Wednesday, August 26, 2015: 11:00 AM
Darcy McPhee, David A Ponce and Jared Peacock, U.S. Geological Survey, Menlo Park, CA, United States
Abstract:
Previously described as a volcano-tectonic depression, the Mono Basin is instead shown by gravity, magnetic, and magnetotelluric (MT) data to be bounded and intersected by structures that not only played a role in basin formation, but also controlled the location of a volcanic center in the middle of the basin. The Holocene volcano on Paoha Island in the middle of Mono Lake is the northernmost volcano in a series of north-trending, predominantly rhyolitic volcanic centers extending 40 km from the western margin of Long Valley caldera to Mono Lake. A product of regional transtensional deformation as well as host to an active and complex volcanic system, Mono Basin not only poses a volcanic hazard but may contain geothermal resources.

Although gravity measurements in Mono Lake are limited to Paoha and Negit Islands, the gravity-defined basin reveals a 30-mGal gravity low roughly centered on Paoha Island. The basin is approximately triangular shaped with steep, linear southwestern and northwestern margins, and a more irregular, less steep east-southeastern margin. Two-dimensional gravity models show a ~2-km deep, asymmetric basin with a steep southwestern margin, suggesting a normal range-front fault played a role in controlling basin shape. Recently collected ship-borne magnetic data shows a left-laterally offset magnetic anomaly along the northeastern basin margin suggesting strike-slip faulting characteristic of the nearby Mina deflection zone. Along the east-southeastern margin, the northeast trending basin edge bends abruptly to the north-northeast where a deep magnetic source protrudes into the basin, probably reflecting a pluton boundary.

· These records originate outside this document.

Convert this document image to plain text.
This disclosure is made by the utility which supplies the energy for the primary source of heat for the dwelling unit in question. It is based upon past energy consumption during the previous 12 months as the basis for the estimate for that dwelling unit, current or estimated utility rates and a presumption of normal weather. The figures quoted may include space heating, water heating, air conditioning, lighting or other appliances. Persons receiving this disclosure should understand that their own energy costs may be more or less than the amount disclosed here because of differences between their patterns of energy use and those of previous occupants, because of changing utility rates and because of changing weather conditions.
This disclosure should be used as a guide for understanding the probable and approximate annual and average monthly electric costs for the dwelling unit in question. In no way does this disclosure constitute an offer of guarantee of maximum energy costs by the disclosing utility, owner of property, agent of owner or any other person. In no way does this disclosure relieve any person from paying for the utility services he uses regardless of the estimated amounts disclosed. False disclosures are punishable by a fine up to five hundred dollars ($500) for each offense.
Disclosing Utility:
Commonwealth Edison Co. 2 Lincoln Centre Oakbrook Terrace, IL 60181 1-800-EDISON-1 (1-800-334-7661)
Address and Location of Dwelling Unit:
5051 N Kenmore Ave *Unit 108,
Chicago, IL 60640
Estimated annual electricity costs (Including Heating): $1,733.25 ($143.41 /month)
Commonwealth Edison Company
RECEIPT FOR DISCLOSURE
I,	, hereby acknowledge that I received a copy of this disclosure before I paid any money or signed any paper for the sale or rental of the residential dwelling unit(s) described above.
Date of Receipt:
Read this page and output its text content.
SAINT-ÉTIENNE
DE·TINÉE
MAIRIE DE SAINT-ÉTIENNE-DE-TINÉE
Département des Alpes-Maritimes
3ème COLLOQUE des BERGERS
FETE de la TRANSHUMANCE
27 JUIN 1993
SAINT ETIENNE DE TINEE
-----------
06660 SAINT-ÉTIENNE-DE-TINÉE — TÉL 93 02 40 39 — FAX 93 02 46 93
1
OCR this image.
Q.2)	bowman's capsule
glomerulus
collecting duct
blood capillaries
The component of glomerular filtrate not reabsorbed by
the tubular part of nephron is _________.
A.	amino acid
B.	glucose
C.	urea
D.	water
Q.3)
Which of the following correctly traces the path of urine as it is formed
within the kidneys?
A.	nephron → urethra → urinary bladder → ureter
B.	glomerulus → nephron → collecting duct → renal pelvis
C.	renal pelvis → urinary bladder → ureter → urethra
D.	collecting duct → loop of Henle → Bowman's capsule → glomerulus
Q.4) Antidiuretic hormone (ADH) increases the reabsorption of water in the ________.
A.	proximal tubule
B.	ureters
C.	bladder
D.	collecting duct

Three-dimensional MT modeling reveals a conductive anomaly located ~10-km beneath Mono Lake, interpreted as a magma source that is on the order of 300 km3 and likely the source that feeds the Paoha Island volcano. A conductive connection from this deep source to the surface under the lake is offset to the west, where it appears to skirt around the deep magnetic source imaged in the basin, suggesting a magnetic pluton may be influencing the location of the volcano. A similar scenario is also observed further to the south where another pluton bounds the edge of the Mono craters.